The danger of this unjustified slide from the (empty) quantification of a stipulatively-defined IQ into the moral and even metaphysical realm of the Good and the True is that the combination of moral language with pseudo-scientifically quantifiable results is the very lifeblood of progressive totalitarianism and its administrative behemoth. This takes us straight into the dark alchemy of progressive and/or neo-Marxist thought — the world of John Dewey, Alfred Adler, and the Frankfurt School, where a socialist state is the necessary means to realigning or perfecting a loose and disheveled humanity into a rational social collective, in accordance with the expert findings of science and pragmatism. More broadly, it leads into utilitarian collectivism of all sorts, including the allegedly libertarian variety that one may find scattered around economics departments. (For my analysis of the specific follies of that social science, see my recent essay, “The Profit Motive, Greed, and Tyranny.”)
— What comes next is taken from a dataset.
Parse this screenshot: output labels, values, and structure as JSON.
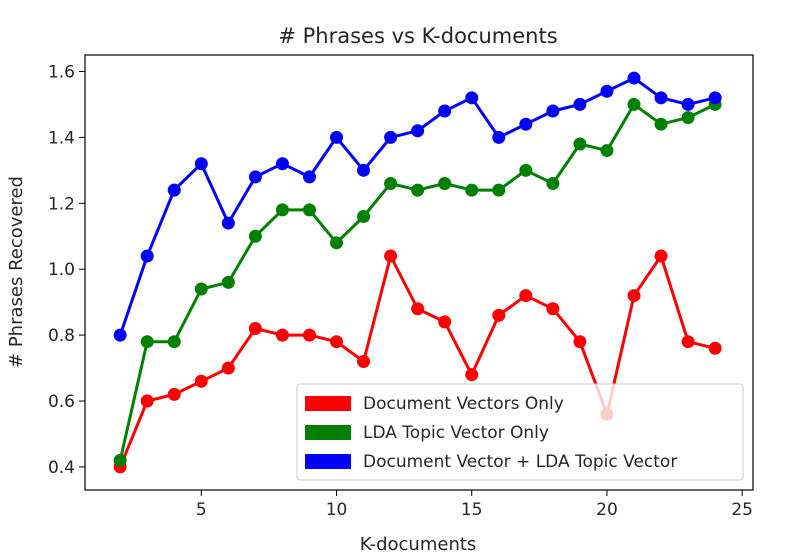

(As both a symptom of Peterson’s embeddedness within the social science paradigm, and a sign of hope for his eventual reclamation by the world of honest thought, I note that he frequently mentions the continued prevalence of neo-Marxist thinking among current social scientists with a tone of authentic alarm and dismay. “I just don’t understand it,” he declares to the heavens. I believe him. He apparently entered his own field with so rare a degree of naïve enthusiasm and intellectual curiosity that, though a highly accomplished social scientist and well into his fifties, he has yet to experience the revelation that should be obvious to anyone who has taken a few undergraduate psychology, sociology, or political science courses: the social sciences exist primarily, essentially, as the academic greenhouse of progressive social manipulation.)
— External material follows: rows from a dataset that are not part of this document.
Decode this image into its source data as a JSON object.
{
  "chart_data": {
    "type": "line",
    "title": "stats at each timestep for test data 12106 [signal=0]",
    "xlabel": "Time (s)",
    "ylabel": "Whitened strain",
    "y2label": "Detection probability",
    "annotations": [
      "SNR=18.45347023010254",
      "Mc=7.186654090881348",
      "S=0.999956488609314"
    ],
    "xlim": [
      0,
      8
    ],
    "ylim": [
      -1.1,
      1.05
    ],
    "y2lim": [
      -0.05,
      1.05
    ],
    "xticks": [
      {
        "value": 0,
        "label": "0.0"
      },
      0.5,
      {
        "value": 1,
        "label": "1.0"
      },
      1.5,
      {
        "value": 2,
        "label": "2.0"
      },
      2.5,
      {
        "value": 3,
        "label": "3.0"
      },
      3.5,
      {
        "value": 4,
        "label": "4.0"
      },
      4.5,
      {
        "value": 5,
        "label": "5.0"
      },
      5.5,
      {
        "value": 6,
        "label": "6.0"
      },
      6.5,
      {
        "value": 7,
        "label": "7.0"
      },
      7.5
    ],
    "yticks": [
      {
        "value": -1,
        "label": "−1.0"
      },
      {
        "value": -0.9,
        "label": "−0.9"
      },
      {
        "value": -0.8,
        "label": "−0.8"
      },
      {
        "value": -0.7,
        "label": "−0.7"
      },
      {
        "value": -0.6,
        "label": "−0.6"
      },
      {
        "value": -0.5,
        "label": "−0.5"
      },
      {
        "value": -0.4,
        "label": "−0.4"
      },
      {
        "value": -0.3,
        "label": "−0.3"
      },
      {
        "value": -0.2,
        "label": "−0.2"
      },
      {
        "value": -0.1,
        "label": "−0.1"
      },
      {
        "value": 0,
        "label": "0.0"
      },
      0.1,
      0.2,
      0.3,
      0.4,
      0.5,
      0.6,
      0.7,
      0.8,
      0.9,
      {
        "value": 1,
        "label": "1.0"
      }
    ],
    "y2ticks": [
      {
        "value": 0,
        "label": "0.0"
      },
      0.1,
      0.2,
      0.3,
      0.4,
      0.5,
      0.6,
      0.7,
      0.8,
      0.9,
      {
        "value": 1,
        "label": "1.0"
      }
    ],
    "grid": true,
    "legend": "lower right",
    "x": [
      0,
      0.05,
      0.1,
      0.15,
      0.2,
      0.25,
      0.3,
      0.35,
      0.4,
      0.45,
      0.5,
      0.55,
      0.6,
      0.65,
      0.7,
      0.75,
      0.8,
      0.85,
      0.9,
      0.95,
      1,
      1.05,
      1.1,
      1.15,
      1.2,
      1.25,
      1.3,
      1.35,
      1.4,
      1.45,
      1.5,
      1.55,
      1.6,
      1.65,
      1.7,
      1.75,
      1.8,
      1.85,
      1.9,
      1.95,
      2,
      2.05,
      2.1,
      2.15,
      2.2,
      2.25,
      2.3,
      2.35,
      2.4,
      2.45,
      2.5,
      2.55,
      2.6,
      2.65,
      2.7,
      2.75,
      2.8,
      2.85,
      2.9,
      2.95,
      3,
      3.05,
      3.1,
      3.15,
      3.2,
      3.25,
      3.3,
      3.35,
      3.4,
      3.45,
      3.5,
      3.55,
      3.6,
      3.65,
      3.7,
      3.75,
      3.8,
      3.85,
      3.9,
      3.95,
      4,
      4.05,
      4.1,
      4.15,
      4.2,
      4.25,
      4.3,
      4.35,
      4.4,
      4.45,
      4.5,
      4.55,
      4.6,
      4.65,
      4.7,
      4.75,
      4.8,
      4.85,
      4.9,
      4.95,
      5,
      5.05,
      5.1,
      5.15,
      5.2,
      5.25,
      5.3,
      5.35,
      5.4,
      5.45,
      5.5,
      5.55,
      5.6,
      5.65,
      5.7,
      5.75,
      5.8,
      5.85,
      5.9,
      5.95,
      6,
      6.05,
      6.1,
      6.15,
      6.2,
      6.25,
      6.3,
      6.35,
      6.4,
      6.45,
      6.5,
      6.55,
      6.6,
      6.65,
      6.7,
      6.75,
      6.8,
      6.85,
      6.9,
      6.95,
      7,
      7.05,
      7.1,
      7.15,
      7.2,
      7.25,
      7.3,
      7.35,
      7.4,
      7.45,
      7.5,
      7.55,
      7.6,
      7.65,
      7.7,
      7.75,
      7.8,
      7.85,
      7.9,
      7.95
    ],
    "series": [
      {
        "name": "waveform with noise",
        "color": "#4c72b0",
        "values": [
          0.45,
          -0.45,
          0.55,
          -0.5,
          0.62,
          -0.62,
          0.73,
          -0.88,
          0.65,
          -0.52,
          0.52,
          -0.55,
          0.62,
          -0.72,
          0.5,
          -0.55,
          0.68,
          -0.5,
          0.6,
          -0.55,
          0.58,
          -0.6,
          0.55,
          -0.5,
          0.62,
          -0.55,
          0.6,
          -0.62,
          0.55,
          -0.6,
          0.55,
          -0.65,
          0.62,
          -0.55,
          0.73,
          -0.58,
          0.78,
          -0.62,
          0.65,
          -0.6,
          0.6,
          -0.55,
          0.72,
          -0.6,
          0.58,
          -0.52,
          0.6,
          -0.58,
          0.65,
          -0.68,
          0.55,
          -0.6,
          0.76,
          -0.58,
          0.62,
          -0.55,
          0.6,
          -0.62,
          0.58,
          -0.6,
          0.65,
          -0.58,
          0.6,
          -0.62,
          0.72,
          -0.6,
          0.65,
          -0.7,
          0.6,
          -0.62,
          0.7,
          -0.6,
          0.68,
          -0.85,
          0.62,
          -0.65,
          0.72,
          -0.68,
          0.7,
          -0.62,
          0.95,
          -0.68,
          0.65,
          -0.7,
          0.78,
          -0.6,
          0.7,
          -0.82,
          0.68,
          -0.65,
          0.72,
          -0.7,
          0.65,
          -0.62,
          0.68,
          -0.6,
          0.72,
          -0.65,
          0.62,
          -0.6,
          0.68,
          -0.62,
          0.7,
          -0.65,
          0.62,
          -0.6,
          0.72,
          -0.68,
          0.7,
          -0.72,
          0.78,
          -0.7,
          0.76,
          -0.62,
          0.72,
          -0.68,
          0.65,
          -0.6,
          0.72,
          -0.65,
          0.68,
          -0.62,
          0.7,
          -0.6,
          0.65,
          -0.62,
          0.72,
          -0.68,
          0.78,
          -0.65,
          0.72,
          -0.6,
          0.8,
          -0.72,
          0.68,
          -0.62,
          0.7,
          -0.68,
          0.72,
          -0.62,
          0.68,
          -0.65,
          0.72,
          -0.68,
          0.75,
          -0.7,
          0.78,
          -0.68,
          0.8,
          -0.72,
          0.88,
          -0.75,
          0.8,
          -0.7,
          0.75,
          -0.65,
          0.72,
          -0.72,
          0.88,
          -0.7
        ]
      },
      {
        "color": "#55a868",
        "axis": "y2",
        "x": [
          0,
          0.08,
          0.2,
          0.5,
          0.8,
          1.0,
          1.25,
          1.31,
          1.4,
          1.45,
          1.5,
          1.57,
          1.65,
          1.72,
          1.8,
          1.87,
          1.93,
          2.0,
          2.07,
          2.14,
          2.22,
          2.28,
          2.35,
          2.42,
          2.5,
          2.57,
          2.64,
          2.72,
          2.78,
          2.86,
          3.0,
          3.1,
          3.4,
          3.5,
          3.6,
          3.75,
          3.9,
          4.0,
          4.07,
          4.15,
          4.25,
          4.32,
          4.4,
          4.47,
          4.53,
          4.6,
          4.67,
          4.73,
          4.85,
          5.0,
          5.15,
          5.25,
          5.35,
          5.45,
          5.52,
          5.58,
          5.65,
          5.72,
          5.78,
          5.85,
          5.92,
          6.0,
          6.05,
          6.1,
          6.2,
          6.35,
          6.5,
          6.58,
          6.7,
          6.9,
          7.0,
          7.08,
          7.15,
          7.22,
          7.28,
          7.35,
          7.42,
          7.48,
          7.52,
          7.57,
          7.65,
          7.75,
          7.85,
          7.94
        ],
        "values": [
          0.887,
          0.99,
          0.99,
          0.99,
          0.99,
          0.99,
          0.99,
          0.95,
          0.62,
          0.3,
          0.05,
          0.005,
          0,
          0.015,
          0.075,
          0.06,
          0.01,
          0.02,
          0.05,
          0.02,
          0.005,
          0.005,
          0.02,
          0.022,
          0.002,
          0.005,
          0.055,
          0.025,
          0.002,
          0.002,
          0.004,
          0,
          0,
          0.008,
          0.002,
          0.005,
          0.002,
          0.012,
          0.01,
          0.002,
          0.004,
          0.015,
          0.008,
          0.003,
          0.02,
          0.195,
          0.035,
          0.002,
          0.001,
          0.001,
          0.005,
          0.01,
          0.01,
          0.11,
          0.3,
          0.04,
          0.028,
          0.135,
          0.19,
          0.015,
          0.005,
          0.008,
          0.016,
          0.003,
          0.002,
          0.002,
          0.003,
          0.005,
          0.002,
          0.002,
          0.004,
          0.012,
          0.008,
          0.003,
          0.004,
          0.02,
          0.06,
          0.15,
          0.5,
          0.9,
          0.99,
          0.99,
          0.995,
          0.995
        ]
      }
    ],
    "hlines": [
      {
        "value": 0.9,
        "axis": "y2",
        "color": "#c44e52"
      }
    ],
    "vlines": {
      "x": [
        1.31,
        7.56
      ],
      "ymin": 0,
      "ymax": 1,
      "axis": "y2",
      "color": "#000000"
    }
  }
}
To make my point in a more amusing form, I give you Donald Trump, who repeatedly tells us how smart he is — and Jordan Peterson agrees. Indeed he must agree, for Trump, independently of any real IQ score, matches the IQ cult’s definition of a genius — that is to say, he is practically successful in the socially-sanctioned manner of the kind of person that was/is used to form the presuppositions underlying all standard IQ testing. Big schools, big financial success, social prominence of the highest order — this is the standard used to create IQ tests, such that, working backwards (as social scientists are always willing to do, in defiance of their claims of scientific objectivity), it stands to reason that Trump must be brilliant. And so, being more honest than most of his left-leaning social scientist brethren, Peterson declares that he is brilliant.
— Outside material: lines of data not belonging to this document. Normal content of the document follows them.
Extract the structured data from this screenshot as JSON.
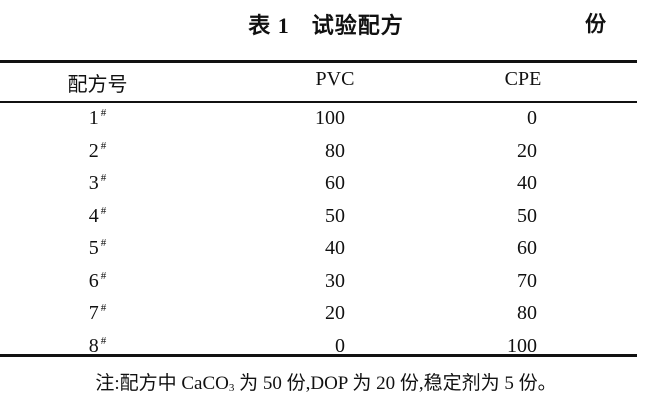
{
  "table": {
    "label": "表 1",
    "title": "试验配方",
    "unit": "份",
    "headers": [
      "配方号",
      "PVC",
      "CPE"
    ],
    "rows": [
      {
        "id": "1",
        "mark": "#",
        "pvc": "100",
        "cpe": "0"
      },
      {
        "id": "2",
        "mark": "#",
        "pvc": "80",
        "cpe": "20"
      },
      {
        "id": "3",
        "mark": "#",
        "pvc": "60",
        "cpe": "40"
      },
      {
        "id": "4",
        "mark": "#",
        "pvc": "50",
        "cpe": "50"
      },
      {
        "id": "5",
        "mark": "#",
        "pvc": "40",
        "cpe": "60"
      },
      {
        "id": "6",
        "mark": "#",
        "pvc": "30",
        "cpe": "70"
      },
      {
        "id": "7",
        "mark": "#",
        "pvc": "20",
        "cpe": "80"
      },
      {
        "id": "8",
        "mark": "#",
        "pvc": "0",
        "cpe": "100"
      }
    ],
    "note": {
      "before": "注:配方中 CaCO",
      "subscript": "3",
      "after": " 为 50 份,DOP 为 20 份,稳定剂为 5 份。"
    }
  }
}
There are more loose assertions, ungrounded assumptions, and overwhelmingly dubious implied standards in the above clip than you can shake a stick at. When “he can obviously read a crowd” is used as a measure of intelligence — by a prominent social scientist specializing in the measurement of intelligence — we are clearly no longer operating within any rational conception of “intellect,” but merely adhering to the Deweyan pragmatist’s dictum, “the truth is what works.”
“Works” for what? This is where we would have to get into the question of evaluative hypotheses, moral theory, and dialectical reasoning about nothing less than the nature of man. Hence, this is where we must leave the social scientists’ quantification toys, social rankings, and knee-jerk progressive certainties behind, and enter into genuine rational investigation of human experience and its meaning — you know, the hard part, which might not get you a publication record and career advancement, but, if you kill yourself on it for decades and pretty much drop all other interests and concerns, just might finally give you a distant, tantalizing glimpse of the wisdom you will never quite achieve.